The internet has become a vital part of our everyday lives. With people relying on web applications for getting their groceries, booking trips, scheduling doctor’s appointments, paying their taxes and more, a significant amount of sensitive, private user data flows through servers every second. Facebook alone generates over 4PB of user data every day. Recent laws such as GDPR give users fine grained control over their data, who it is shared it and how.
In large applications, dynamic privacy logic around user data can get very complex, resulting in a control flow that is difficult to reason about and difficult to maintain. GDPR being very young and only adopted by the EU in 2016, the regulations constantly change and evolve. Data licensing deals like advertisement partnership result in the user data traveling through various different applications. The evolving and distributed nature of privacy inevitably leads to human error and unintentional data leaks in complex applications.

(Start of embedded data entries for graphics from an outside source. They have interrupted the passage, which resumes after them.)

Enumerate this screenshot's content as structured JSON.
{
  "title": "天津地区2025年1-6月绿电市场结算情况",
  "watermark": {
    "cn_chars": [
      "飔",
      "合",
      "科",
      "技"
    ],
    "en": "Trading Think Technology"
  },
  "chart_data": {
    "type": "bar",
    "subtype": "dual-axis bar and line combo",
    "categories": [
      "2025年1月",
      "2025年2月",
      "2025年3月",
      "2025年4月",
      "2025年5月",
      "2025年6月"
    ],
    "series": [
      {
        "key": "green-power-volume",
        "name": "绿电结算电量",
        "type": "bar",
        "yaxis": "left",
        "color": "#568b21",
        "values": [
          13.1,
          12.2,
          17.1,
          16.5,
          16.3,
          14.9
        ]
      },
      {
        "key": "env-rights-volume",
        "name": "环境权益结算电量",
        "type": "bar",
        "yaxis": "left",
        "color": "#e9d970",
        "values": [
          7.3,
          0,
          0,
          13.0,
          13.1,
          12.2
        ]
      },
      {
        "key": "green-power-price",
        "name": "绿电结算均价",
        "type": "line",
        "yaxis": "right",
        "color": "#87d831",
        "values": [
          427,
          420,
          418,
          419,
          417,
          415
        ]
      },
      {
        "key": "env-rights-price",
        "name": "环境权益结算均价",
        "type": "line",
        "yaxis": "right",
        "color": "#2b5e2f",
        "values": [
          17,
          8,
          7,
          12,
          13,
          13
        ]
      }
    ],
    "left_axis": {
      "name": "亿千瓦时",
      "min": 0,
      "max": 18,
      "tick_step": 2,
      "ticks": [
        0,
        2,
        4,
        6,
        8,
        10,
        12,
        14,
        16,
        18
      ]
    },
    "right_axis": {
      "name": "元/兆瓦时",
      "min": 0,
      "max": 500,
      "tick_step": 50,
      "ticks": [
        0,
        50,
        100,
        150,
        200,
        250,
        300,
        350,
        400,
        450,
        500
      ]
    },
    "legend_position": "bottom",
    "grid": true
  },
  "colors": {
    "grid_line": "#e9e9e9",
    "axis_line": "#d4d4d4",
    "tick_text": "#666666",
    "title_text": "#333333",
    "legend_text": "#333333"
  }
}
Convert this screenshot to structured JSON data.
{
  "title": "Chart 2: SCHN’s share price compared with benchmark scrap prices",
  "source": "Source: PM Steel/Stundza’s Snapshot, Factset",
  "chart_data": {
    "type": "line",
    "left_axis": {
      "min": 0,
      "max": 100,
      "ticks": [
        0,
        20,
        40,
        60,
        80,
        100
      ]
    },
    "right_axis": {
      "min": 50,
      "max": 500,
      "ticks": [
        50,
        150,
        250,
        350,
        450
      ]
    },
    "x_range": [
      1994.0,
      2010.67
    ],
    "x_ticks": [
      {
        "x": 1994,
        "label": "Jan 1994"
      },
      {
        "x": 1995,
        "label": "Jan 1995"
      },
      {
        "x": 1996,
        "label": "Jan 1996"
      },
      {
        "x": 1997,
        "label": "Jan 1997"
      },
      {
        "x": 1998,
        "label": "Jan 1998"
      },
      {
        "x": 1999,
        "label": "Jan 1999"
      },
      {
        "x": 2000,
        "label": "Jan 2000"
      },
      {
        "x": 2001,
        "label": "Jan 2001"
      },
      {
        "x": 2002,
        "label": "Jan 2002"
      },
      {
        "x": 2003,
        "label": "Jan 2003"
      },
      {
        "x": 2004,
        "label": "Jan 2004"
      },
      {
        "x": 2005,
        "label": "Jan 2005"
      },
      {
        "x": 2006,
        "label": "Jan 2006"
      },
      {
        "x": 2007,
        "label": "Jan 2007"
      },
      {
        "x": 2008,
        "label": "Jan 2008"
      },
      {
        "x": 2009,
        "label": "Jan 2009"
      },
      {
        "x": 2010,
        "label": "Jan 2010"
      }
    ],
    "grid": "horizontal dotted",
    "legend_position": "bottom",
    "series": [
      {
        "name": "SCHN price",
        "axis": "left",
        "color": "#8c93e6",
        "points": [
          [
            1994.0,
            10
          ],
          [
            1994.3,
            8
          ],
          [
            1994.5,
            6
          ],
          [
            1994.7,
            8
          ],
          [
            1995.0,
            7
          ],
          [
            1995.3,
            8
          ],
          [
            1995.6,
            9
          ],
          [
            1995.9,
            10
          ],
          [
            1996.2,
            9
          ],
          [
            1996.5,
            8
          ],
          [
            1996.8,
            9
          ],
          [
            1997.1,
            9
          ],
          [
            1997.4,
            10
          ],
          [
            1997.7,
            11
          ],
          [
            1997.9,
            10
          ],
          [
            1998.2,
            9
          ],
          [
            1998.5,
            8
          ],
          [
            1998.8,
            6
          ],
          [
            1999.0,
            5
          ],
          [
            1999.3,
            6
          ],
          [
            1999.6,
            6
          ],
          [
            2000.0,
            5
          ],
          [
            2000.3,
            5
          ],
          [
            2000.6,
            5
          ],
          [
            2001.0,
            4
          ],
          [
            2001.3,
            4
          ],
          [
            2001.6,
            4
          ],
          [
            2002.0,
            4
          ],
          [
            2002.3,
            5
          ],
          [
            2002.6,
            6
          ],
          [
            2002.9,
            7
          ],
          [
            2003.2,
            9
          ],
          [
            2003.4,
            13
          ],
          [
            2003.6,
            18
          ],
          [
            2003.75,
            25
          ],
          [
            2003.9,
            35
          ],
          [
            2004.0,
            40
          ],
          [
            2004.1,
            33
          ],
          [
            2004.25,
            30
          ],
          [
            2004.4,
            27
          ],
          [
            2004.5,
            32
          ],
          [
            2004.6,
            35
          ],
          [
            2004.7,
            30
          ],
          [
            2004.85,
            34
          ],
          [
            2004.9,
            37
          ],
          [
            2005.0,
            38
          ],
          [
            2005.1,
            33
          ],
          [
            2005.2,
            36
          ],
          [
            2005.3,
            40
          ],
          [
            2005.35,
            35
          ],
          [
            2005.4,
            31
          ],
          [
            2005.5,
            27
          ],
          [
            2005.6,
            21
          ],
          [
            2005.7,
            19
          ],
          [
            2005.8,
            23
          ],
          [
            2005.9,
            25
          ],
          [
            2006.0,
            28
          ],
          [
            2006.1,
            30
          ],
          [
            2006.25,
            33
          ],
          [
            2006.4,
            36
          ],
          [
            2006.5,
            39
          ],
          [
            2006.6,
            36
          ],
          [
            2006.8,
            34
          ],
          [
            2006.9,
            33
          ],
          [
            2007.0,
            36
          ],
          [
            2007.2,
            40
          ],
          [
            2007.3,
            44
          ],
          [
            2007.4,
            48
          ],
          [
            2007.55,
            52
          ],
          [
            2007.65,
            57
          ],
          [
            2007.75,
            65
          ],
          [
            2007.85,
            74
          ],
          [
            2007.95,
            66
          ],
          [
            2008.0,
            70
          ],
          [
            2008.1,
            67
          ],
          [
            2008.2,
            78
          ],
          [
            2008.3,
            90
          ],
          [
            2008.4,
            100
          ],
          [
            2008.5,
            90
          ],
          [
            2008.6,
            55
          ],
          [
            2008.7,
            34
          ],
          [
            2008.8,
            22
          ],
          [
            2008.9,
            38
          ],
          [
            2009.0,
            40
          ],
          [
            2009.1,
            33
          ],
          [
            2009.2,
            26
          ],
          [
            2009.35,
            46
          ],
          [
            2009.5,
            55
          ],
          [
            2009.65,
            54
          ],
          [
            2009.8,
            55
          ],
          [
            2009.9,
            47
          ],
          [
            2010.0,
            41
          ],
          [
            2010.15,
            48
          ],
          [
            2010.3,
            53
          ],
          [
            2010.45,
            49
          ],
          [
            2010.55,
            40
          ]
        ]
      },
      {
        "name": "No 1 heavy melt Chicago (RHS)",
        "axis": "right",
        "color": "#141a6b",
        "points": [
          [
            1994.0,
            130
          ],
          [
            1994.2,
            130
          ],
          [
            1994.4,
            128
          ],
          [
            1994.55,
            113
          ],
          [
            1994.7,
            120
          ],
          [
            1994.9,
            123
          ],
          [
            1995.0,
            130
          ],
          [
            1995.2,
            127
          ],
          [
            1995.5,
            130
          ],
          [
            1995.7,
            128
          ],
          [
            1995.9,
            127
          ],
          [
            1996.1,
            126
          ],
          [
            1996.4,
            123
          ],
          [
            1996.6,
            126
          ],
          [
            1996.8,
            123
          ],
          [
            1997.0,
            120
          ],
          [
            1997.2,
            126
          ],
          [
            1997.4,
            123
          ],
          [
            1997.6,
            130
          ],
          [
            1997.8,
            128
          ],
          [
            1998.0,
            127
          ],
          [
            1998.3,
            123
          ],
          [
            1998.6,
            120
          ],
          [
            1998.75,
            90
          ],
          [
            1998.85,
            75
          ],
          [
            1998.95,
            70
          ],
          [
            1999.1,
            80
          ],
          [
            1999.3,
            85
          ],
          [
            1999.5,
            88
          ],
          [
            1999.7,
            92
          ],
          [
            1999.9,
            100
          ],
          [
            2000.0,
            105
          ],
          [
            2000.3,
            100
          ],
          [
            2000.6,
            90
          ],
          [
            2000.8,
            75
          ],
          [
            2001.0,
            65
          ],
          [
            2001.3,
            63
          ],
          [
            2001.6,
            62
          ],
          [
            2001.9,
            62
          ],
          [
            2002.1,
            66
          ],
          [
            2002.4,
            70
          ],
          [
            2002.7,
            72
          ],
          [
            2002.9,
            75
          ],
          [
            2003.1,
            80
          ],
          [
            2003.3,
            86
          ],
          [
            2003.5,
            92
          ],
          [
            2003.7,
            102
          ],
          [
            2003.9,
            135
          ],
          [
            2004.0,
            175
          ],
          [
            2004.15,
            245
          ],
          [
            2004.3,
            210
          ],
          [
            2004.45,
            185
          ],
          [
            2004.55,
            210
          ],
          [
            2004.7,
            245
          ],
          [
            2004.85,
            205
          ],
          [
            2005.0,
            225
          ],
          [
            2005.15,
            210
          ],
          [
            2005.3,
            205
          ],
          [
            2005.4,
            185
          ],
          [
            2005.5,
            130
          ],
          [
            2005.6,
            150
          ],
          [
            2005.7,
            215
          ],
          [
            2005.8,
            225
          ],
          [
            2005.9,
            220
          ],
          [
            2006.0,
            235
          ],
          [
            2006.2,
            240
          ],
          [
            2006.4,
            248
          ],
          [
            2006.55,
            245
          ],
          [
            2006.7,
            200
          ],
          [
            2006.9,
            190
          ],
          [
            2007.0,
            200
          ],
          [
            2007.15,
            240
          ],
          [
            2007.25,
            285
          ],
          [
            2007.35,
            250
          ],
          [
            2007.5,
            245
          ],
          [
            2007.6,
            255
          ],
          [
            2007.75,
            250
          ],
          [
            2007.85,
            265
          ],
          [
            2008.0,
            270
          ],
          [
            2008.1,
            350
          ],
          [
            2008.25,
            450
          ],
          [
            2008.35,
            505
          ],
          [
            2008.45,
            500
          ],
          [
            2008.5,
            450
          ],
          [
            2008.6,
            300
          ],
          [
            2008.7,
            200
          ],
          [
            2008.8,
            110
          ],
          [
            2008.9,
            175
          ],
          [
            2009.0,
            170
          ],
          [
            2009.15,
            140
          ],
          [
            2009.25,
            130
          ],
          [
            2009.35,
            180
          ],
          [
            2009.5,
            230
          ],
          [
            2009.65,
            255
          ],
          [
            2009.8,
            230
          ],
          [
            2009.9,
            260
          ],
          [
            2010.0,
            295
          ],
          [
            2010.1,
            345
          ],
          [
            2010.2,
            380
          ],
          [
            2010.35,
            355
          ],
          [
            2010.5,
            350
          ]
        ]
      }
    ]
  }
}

User preferences that dictate privacy constraints are dynamic and often stored in an external services or databases. This not only implies that an external call is required before a sensitive data flow can complete, but also that these preferences can change mid-flow. The complex, dynamic logic required for correct privacy assertions result in an information flow that is difficult to understand and maintain. The flow is further complicated in the presence of common data processing practices such as anonymization of user data, multiple dependent schemas or use of third-party libraries. Because of the dynamic nature of the evaluation, static information flow control solutions such as JFlow is not sufficient for this problem at scale.
Harpocrates is a Scala compiler plugin, inspired by the Racket contracts, that instead of approaching privacy from an information flow verification perspective, allows the data to flow freely throughout the application inside the policy membranes but enforces the policies when the data is tried to be accessed, mutated, declassified or passed through the application boundary. Harpocrates eliminates raw data constructors from the application, ensuring the data can only exist in protected form and minimizes misuse and human error. The semantics of the policy is centralized to the user defined implementations of the Policy trait. This means that as the law evolves and the requirements change, the policy only needs to be updated in a single location. The policy enforcement is automatically inserted at the application boundaries by the plugin and the types are aligned as needed. This allows the developer to write familiar Scala code in their existing ecosystem and use their favorite libraries without requiring any changes to the external code.